Militari in divisa e celebrità alla camera ardente. Sala proclama il lutto cittadino

Milano lo santifica subito. E l'ultimo addio sarà in alta uniforme

«Ciao, fratello». Secondo Alessandro Bergonzoni è il saluto di Dario Fo al neo Nobel Bob Dylan. «Lo saluta così, perché Dario non è morto. A morire oggi è la cultura, per questo è giusto che non ci siano lacrime» specifica Bergonzoni.

Oh, sì che esiste la morte, per tutti, anche per Dario Fo, e se le lacrime non ci sono, vuol dire che Fo ha lasciato gli animi secchi di speranza. La morte è se stssa per tutti, lo dice il pallido senso di pudica commozione sul volto di Jaele Fo, nipote dell'attore, che nel grande paradosso della vita porta un dolore composto, che trema: il nonno non c'è più, in questa camera ardente al Piccolo Teatro, una camera secca, senza pianto, senza code e folla - i milanesi sfidando le cateratte del cielo arrivano ad uno ad uno come formichine -. Una camera ardente troppo corretta politicamente: i colori della bandiera, bianco, rosso, verde, dalle rose della corona fino ai pennacchi dei carabinieri.
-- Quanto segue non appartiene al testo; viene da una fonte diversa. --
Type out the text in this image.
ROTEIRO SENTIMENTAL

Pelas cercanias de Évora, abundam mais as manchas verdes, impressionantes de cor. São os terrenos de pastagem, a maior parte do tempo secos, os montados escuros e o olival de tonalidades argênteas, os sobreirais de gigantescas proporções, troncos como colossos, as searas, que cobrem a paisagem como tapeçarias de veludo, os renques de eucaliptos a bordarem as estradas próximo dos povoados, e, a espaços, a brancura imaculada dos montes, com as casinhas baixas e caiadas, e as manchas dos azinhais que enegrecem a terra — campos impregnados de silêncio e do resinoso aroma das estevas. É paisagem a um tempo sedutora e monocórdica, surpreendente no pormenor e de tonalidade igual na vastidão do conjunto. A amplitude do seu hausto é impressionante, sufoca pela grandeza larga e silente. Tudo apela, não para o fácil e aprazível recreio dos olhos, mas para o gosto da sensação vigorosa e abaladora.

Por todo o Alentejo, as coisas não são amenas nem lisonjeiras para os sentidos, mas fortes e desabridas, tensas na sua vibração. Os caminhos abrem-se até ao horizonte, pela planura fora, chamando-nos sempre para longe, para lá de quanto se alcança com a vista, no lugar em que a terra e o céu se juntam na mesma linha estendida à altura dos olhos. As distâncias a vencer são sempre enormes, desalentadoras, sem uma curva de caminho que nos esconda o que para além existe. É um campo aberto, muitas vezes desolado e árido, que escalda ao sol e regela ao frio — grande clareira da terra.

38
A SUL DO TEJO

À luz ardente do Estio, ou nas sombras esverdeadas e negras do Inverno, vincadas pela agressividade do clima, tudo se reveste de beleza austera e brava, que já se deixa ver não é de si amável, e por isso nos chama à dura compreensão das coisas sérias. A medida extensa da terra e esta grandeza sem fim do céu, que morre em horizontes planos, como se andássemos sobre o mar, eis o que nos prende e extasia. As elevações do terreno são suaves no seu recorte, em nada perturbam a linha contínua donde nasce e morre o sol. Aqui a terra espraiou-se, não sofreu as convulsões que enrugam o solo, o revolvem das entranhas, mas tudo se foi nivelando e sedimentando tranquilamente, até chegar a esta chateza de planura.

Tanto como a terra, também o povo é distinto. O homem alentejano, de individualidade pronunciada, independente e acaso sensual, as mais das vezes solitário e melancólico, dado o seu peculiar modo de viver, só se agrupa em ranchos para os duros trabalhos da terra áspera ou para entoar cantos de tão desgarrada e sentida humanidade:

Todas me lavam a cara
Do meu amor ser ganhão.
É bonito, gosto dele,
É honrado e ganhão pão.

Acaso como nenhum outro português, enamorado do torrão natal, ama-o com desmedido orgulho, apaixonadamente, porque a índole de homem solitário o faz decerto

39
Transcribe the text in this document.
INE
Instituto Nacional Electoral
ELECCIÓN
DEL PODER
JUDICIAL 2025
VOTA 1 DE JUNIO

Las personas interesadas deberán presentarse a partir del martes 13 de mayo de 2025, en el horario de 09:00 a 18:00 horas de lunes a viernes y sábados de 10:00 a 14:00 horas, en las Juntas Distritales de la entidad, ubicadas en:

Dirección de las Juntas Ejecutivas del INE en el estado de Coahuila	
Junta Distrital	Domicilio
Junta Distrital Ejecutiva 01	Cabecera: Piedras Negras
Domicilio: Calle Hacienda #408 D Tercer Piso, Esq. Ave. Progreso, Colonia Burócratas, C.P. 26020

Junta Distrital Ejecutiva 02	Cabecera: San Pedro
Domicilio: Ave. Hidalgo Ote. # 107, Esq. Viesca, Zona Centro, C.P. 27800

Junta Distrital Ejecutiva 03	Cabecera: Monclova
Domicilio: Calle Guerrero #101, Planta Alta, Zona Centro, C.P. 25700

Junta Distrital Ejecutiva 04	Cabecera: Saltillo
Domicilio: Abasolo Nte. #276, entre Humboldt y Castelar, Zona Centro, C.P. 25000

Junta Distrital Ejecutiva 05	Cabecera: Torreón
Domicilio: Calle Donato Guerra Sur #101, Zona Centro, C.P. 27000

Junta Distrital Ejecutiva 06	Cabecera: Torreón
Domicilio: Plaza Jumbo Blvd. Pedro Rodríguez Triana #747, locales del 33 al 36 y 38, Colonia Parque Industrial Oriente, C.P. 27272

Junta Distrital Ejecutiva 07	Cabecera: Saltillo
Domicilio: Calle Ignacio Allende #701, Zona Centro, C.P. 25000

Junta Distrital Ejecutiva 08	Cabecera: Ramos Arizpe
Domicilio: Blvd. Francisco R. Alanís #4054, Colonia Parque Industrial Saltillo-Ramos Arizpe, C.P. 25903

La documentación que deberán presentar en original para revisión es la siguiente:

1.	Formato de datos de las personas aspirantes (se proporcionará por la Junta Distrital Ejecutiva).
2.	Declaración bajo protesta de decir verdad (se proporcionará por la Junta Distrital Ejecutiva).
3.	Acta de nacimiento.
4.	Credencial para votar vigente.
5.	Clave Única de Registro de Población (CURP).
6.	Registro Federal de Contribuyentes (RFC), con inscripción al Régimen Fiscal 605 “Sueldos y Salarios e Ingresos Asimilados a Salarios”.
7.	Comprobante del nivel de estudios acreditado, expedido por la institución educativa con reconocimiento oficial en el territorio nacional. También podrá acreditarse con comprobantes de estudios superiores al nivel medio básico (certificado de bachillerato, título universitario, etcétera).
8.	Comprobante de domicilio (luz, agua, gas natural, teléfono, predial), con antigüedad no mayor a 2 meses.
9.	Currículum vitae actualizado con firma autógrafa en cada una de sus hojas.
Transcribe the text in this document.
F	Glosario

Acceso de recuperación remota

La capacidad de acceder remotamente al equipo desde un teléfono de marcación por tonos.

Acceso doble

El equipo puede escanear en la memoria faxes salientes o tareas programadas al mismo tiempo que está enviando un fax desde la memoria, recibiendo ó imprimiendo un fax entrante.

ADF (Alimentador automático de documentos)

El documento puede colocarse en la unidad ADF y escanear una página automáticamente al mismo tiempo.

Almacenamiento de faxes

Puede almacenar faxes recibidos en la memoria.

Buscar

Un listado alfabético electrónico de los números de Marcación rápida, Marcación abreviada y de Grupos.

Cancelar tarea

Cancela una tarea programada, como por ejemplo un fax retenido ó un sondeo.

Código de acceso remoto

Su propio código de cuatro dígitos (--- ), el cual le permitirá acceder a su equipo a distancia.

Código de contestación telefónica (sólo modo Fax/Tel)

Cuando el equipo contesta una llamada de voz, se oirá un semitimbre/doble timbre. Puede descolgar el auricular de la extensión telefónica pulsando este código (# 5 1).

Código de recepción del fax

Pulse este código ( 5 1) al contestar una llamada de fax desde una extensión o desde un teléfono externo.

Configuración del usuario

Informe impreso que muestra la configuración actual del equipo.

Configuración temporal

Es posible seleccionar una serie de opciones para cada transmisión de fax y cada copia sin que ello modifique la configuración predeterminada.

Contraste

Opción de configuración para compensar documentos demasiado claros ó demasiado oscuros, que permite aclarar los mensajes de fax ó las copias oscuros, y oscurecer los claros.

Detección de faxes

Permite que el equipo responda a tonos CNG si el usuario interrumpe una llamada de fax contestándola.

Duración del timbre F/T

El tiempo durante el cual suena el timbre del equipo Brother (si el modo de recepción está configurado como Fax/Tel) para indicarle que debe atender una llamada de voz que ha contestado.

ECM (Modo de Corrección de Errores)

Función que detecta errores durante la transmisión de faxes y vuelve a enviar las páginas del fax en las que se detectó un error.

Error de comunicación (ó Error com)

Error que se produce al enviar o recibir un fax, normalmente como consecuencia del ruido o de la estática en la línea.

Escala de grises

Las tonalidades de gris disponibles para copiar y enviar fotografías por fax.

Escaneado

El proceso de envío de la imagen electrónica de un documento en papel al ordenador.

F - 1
«Come si dice quando i militari sono vestiti così?» chiede Joele al fidanzato Andrea e all'amica Elena dai capelli rossi. «In alta uniforme» rispondono i due ragazzi. Fa sorridere questa risposta, se si pensa quanto Fo negli anni di «Mistero Buffo» non sia mai stato un uomo da uniforme, quell'uniforme smessa quando appese al chiodo la camicia nera, come ha ricordato Ignazio La Russa, fondatore di Fratelli d'Italia, definendo Fo «ex camerata della Repubblica di Salò», per indossare di nero solo la calzamaglia del giullare dissacr-attore contro la Patria e anche contro di Dio.

Sulla bara la croce non c'è, e saranno laici oggi i funerali, dal teatro Strehler a piazza Duomo (ore 12), con la commemorazione del figlio Jacopo e del patron dello sloow food Carlin Petrini. Che beffa! Saranno laici sotto la Modannina, come un'ultima provocazione, grigia.

La camera al Piccolo mostra una foto dell'attore con il volto incorniciato da un pennello, e intanto politici come Dario Franceschini, ministro ai Beni culturali, pennella la sua firma su uno dei registri funebri. Il figlio Jacopo si è lamentato che Milano in passato non ha fatto abbastanza per il padre, e il sindaco Giuseppe Sala: alè, subito sull'attenti: «Rimedieremo». Milano si è fatta in un «una». Una sola politica: magnanima e signora l'opposizione di centro-destra ha votato «sì», perché la cultura di destra non è subdola, per tumulare subito, oggi, Dario nel Famedio, vicino a donna Franca Rame, in mezzo a geni come Manzoni, che il Nobel non l'ha preso, ma resta immortale. Lo sarà anche Fo? Ai posteri l'ardua sentenza. «Dario Fu» ha titolato ieri Il Giornale, riecheggiando quella meraviglia dell'«Ei fu» manzoniano del «5 maggio», perché Dario è vissuto da Fu. Attraverso l'arte ha cercato di mandare all'altro mondo leggi, etichette e ricchi, ma se ne va da Fo, in pompa magna, da epulone, facendo fare a tutti la parte da lui decisa sulla scena della sua assenza. Una fine di Stato con lutto metropolitano, senza buffi misteri, ma con tronfi ministeri. Come non è stato per Giorgio Albertazzi. O per Bernardo Caprotti, che ha tradotto in una lunga impresa la lettera simbolo milanese, la «S» di Semplicità. Dario Fo ha creato una forma di commedia dell'arte. Commedia: «C».

Eccola la «C» gramsciana di cultura che con Fo muore. Togliendosi la maschera, se ne va da attore a Cinque Stelle, Dario. Una suite di lusso. Non una suonata alla Dylan, ma una camera ardente lussuosa da albergo del passato.